Pesquisador explica doença rara que acomete Lito Sousa

Criador de conteúdo revelou ser portador de doença degenerativa sem tratamento disponível. Pesquisador da Unesp detalha sintomas, prognóstico e desafios da pesquisa.

Pesquisador explica doença rara que acomete Lito Sousa
Homem de cabelos escuros e barba grisalha sorri enquanto está deitado em cama com travesseiros brancos. Foto: Reprodução / CNN Brasil

Falta de financiamento dificulta estudos sobre a síndrome de Creutzfeldt-Jakob

O criador de conteúdo Lito Sousa anunciou, nesta semana, ser portador da doença de Creutzfeldt-Jakob, uma condição degenerativa rara e de rápida progressão que ainda não possui tratamento disponível. O caso repercutiu nas redes sociais e reacendeu discussões sobre a síndrome, que afeta cerca de uma a duas pessoas por milhão a cada ano, segundo dados do CDC e da OMS citados pelo pesquisador Vitor Valenti, da Unesp, à CNN Brasil.

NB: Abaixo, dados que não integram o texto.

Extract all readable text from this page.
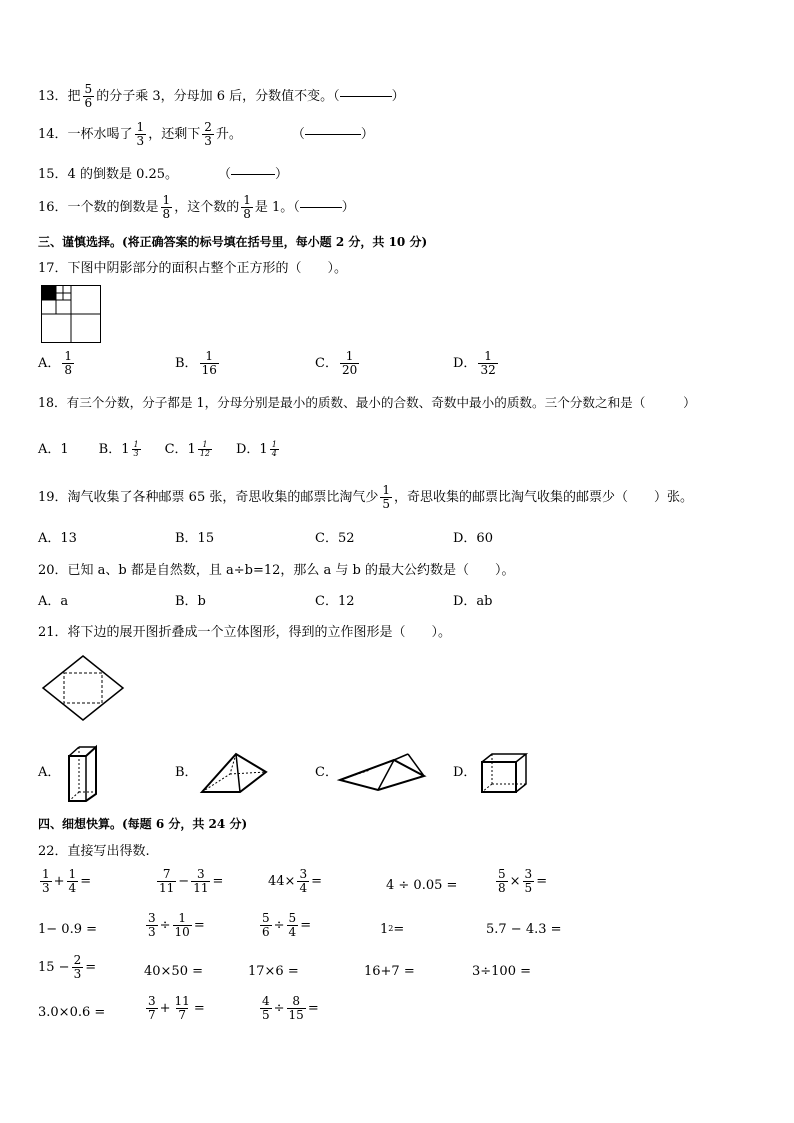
13．把 $\frac{5}{6}$ 的分子乘 3，分母加 6 后，分数值不变。（	）
14．一杯水喝了 $\frac{1}{3}$ ，还剩下 $\frac{2}{3}$ 升。	（	）
15．4 的倒数是 0.25。	（	）
16．一个数的倒数是 $\frac{1}{8}$ ，这个数的 $\frac{1}{8}$ 是 1。（	）
三、谨慎选择。(将正确答案的标号填在括号里，每小题 2 分，共 10 分)
17．下图中阴影部分的面积占整个正方形的（　　）。
A． $\frac{1}{8}$	B． $\frac{1}{16}$	C． $\frac{1}{20}$	D． $\frac{1}{32}$
18．有三个分数，分子都是 1，分母分别是最小的质数、最小的合数、奇数中最小的质数。三个分数之和是（　　　）
A．1 B．$1 \frac{1}{3}$ C．$1 \frac{1}{12}$ D．$1 \frac{1}{4}$
19．淘气收集了各种邮票 65 张，奇思收集的邮票比淘气少 $\frac{1}{5}$ ，奇思收集的邮票比淘气收集的邮票少（　　）张。
A．13	B．15	C．52	D．60
20．已知 a、b 都是自然数，且 a÷b=12，那么 a 与 b 的最大公约数是（　　）。
A．a	B．b	C．12	D．ab
21．将下边的展开图折叠成一个立体图形，得到的立作图形是（　　）。
A．	B．	C．	D．
四、细想快算。(每题 6 分，共 24 分)
22．直接写出得数.
$\frac{1}{3} + \frac{1}{4}$ =	$\frac{7}{11} - \frac{3}{11}$ =	$44\times \frac{3}{4}$ =	4 ÷ 0.05 =	$\frac{5}{8} \times \frac{3}{5}$ =
1− 0.9 =	$\frac{3}{3} \div \frac{1}{10}$ =	$\frac{5}{6} \div \frac{5}{4}$ =	1 2 =	5.7 − 4.3 =
$15 - \frac{2}{3}$ =	40×50 =	17×6 =	16+7 =	3÷100 =
3.0×0.6 =	$\frac{3}{7} + \frac{11}{7}$ =	$\frac{4}{5} \div \frac{8}{15}$ =
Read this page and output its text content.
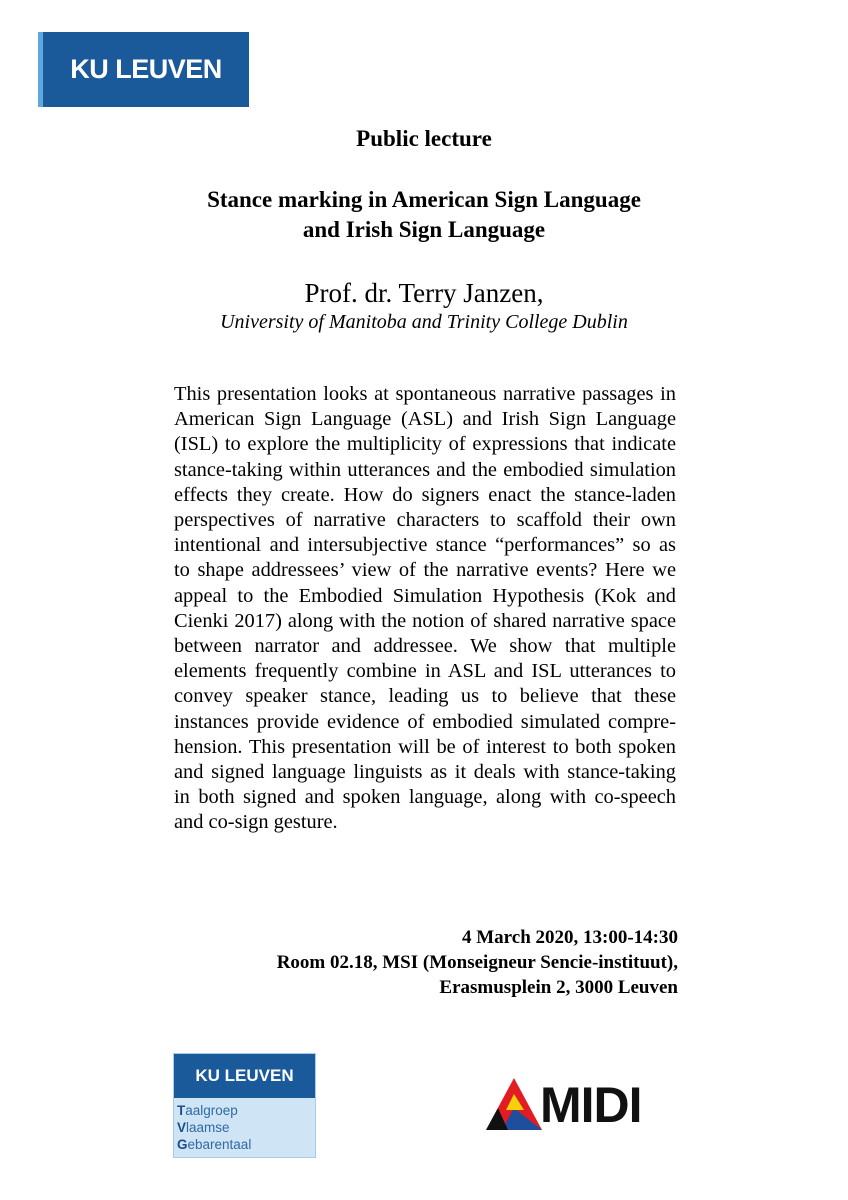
KU LEUVEN
Public lecture
Stance marking in American Sign Language
and Irish Sign Language
Prof. dr. Terry Janzen,
University of Manitoba and Trinity College Dublin
This presentation looks at spontaneous narrative passages in American Sign Language (ASL) and Irish Sign Language (ISL) to explore the multiplicity of expressions that indicate stance-taking within utterances and the embodied simulation effects they create. How do signers enact the stance-laden perspectives of narrative characters to scaffold their own intentional and intersubjective stance “performances” so as to shape addressees’ view of the narrative events? Here we appeal to the Embodied Simulation Hypothesis (Kok and Cienki 2017) along with the notion of shared narrative space between narrator and addressee. We show that multiple elements frequently combine in ASL and ISL utterances to convey speaker stance, leading us to believe that these instances provide evidence of embodied simulated comprehension. This presentation will be of interest to both spoken and signed language linguists as it deals with stance-taking in both signed and spoken language, along with co-speech and co-sign gesture.
4 March 2020, 13:00-14:30
Room 02.18, MSI (Monseigneur Sencie-instituut),
Erasmusplein 2, 3000 Leuven
KU LEUVEN
Taalgroep
Vlaamse
Gebarentaal
MIDI
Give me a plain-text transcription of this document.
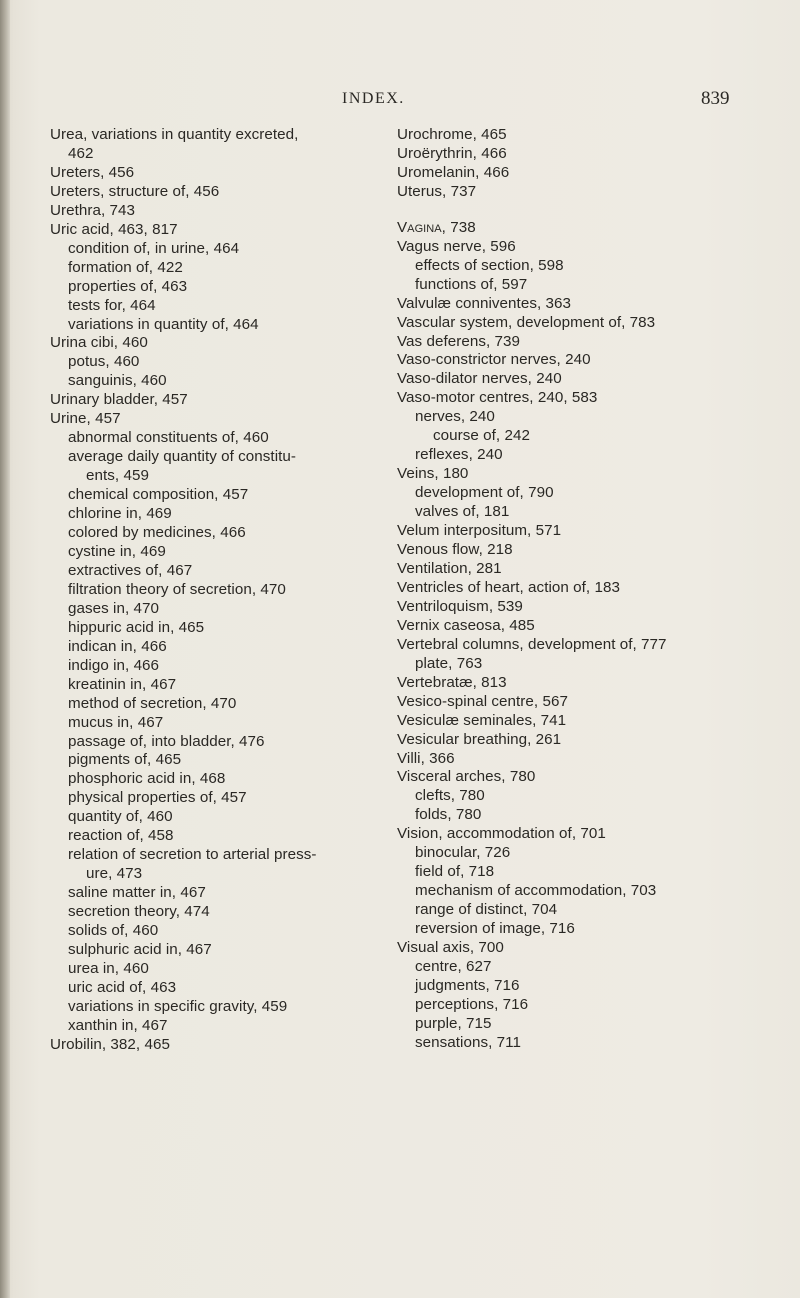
INDEX.	839
Urea, variations in quantity excreted,
462
Ureters, 456
Ureters, structure of, 456
Urethra, 743
Uric acid, 463, 817
condition of, in urine, 464
formation of, 422
properties of, 463
tests for, 464
variations in quantity of, 464
Urina cibi, 460
potus, 460
sanguinis, 460
Urinary bladder, 457
Urine, 457
abnormal constituents of, 460
average daily quantity of constitu-
ents, 459
chemical composition, 457
chlorine in, 469
colored by medicines, 466
cystine in, 469
extractives of, 467
filtration theory of secretion, 470
gases in, 470
hippuric acid in, 465
indican in, 466
indigo in, 466
kreatinin in, 467
method of secretion, 470
mucus in, 467
passage of, into bladder, 476
pigments of, 465
phosphoric acid in, 468
physical properties of, 457
quantity of, 460
reaction of, 458
relation of secretion to arterial press-
ure, 473
saline matter in, 467
secretion theory, 474
solids of, 460
sulphuric acid in, 467
urea in, 460
uric acid of, 463
variations in specific gravity, 459
xanthin in, 467
Urobilin, 382, 465
Urochrome, 465
Uroërythrin, 466
Uromelanin, 466
Uterus, 737
Vagina, 738
Vagus nerve, 596
effects of section, 598
functions of, 597
Valvulæ conniventes, 363
Vascular system, development of, 783
Vas deferens, 739
Vaso-constrictor nerves, 240
Vaso-dilator nerves, 240
Vaso-motor centres, 240, 583
nerves, 240
course of, 242
reflexes, 240
Veins, 180
development of, 790
valves of, 181
Velum interpositum, 571
Venous flow, 218
Ventilation, 281
Ventricles of heart, action of, 183
Ventriloquism, 539
Vernix caseosa, 485
Vertebral columns, development of, 777
plate, 763
Vertebratæ, 813
Vesico-spinal centre, 567
Vesiculæ seminales, 741
Vesicular breathing, 261
Villi, 366
Visceral arches, 780
clefts, 780
folds, 780
Vision, accommodation of, 701
binocular, 726
field of, 718
mechanism of accommodation, 703
range of distinct, 704
reversion of image, 716
Visual axis, 700
centre, 627
judgments, 716
perceptions, 716
purple, 715
sensations, 711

A doença se manifesta inicialmente por dificuldades de movimentação, problemas para andar e perda de equilíbrio. Valenti relatou que, em 2021, a Unesp analisou um caso semelhante em Marília, interior de São Paulo, envolvendo um homem de 77 anos. O diagnóstico só foi confirmado após testes específicos na Grande São Paulo, que identificaram a presença de um príon da família das proteínas 14-3-3, consideradas importantes para o funcionamento do cérebro.

Financiamento limitado

A raridade da doença representa um dos principais obstáculos para o desenvolvimento de tratamentos. “Existe um financiamento para a pesquisa muito pequeno, diferentemente de quando a gente pensa em doenças que afetaram o mundo inteiro, como a Covid-19”, comparou Valenti.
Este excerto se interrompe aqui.